Schneeverhältnisse in den Bergen 7.2.2013
7.02.2013
In der Nacht auf Mittwoch und am Mittwoch war es bewölkt mit Niederschlägen.
Die Schneefallgrenze lag zunächst bei etwa 1500 m, schon am Mittwochmorgen sank sie bis in die Tieflagen. Bis zum Abend fielen in den Bergen etwa 15 bis lokal über 30 cm Schnee, je nach Höhe und geographischer Lage. Mehr Niederschläge gab es im westlichen Teil unserer Berge.
Beim Schneefall wehte ein mäßiger bis starker Wind zunächst aus südwestlicher, später aus nördlicher Richtung, der den neuen Schnee in Verwehungen trug. Im Hochgebirge war der neue Schnee trocken und haftete daher schlecht an der Unterlage, unter etwa 1700 m war er zunächst nass oder es regnete, stellenweise gab es auch etwas Graupel, daher haftet der Schnee dort nicht gut an der alten Unterlage.
Schon während des Schneefalls lösten sich Lawinen von ungebundenem Schnee, tiefer auch Bodenlawinen aus vom Regen durchweichtem Schnee. Bis heute hat sich der Schnee noch nicht viel gesetzt.

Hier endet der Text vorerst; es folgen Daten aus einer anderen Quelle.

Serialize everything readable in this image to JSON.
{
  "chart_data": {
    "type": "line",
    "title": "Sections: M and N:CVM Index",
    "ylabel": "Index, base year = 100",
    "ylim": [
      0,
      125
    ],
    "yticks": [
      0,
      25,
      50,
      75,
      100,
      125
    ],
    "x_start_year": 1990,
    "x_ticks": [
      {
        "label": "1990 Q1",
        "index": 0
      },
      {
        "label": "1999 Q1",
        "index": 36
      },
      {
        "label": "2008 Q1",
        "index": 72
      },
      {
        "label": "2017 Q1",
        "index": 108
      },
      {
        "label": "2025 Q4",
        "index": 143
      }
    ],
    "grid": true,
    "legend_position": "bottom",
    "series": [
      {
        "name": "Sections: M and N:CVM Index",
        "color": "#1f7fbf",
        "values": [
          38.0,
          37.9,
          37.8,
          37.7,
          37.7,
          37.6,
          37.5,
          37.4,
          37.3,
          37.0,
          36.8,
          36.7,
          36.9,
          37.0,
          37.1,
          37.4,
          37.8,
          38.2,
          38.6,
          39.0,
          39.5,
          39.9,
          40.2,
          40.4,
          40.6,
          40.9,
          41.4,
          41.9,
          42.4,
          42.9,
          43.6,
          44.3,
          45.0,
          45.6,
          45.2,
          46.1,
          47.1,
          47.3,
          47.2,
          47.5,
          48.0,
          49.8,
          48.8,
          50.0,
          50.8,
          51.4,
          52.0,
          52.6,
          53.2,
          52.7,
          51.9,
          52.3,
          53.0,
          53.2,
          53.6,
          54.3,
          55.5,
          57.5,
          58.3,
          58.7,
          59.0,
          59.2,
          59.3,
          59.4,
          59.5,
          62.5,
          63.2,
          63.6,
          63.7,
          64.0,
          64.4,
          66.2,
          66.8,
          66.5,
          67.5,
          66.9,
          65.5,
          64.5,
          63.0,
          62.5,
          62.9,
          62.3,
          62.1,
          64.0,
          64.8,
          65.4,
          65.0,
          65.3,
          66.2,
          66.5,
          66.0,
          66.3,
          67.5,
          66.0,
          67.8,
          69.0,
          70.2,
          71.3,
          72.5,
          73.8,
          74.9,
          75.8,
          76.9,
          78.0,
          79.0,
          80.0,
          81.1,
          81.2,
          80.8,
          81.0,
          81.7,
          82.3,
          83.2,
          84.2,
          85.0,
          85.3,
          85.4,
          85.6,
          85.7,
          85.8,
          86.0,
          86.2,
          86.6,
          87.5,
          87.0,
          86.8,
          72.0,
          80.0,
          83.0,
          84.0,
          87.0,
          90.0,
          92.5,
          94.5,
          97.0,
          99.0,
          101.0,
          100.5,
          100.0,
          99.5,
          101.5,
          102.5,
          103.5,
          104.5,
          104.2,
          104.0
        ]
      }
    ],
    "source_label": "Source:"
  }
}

Die Schneedecke reicht hauptsächlich bis in die Täler. Der Schnee ist ziemlich verweht und durcheinandergewirbelt, daher sind die Schneeverhältnisse sehr unterschiedlich und ändern sich auf relativ kleinen Distanzen. Stellenweise ist er weich und leicht, anderswo durch Wind härter, stellenweise bis zur harten Unterlage verweht.
Ausgedehnt sind Gebiete mit aufgewehtem Schnee, es sind neue Wechten entstanden. Auf 2500 m gibt es in den Julischen Alpen bis zu etwa 270 cm Schnee, auf 1500 m bis zu etwa 190 cm. Anderswo in unseren Bergen gibt es auf 1500 m 50 bis etwa 100 cm Schnee. Auf 1000 m ist die Schneedecke bis zu etwa 45 cm dick.
Die Lawinengefahr ist noch immer meist Stufe 3, unter etwa 1200 m bis Stufe 2. Die größte Gefahr stellen zahlreiche Stellen mit aufgewehtem Schnee dar, besonders an steileren Hängen, wo Sie schon bei geringer Belastung der Schneedecke eine Lawine auslösen können. Möglich sind auch noch spontane Lawinen von trockenem, teilweise gebundenem Schnee von steilen Hängen.
Bis einschließlich Sonntag wird es teilweise klar und meist trocken sein.
Die Temperaturen werden die ganze Zeit unter dem Gefrierpunkt liegen, über 1500 m unter -10. Der Wind wird meist schwach sein, hauptsächlich aus nördlichen bis östlichen Richtungen.
Die Schneedecke wird sich nur langsam setzen und umwandeln.
Am Montag wird es sich bewölken, der Südwestwind wird sich verstärken.
Es wird wärmere Luft einfließen, hauptsächlich nachmittags werden schon Niederschläge möglich sein, die sich voraussichtlich auch mitte der Woche fortsetzen.
Der neue Bericht wird am Montag, 11.2.2013 herausgegeben
Die allgemeine Lawinengefahr ist Stufe 3 auf der europäischen Fünfstufenskala.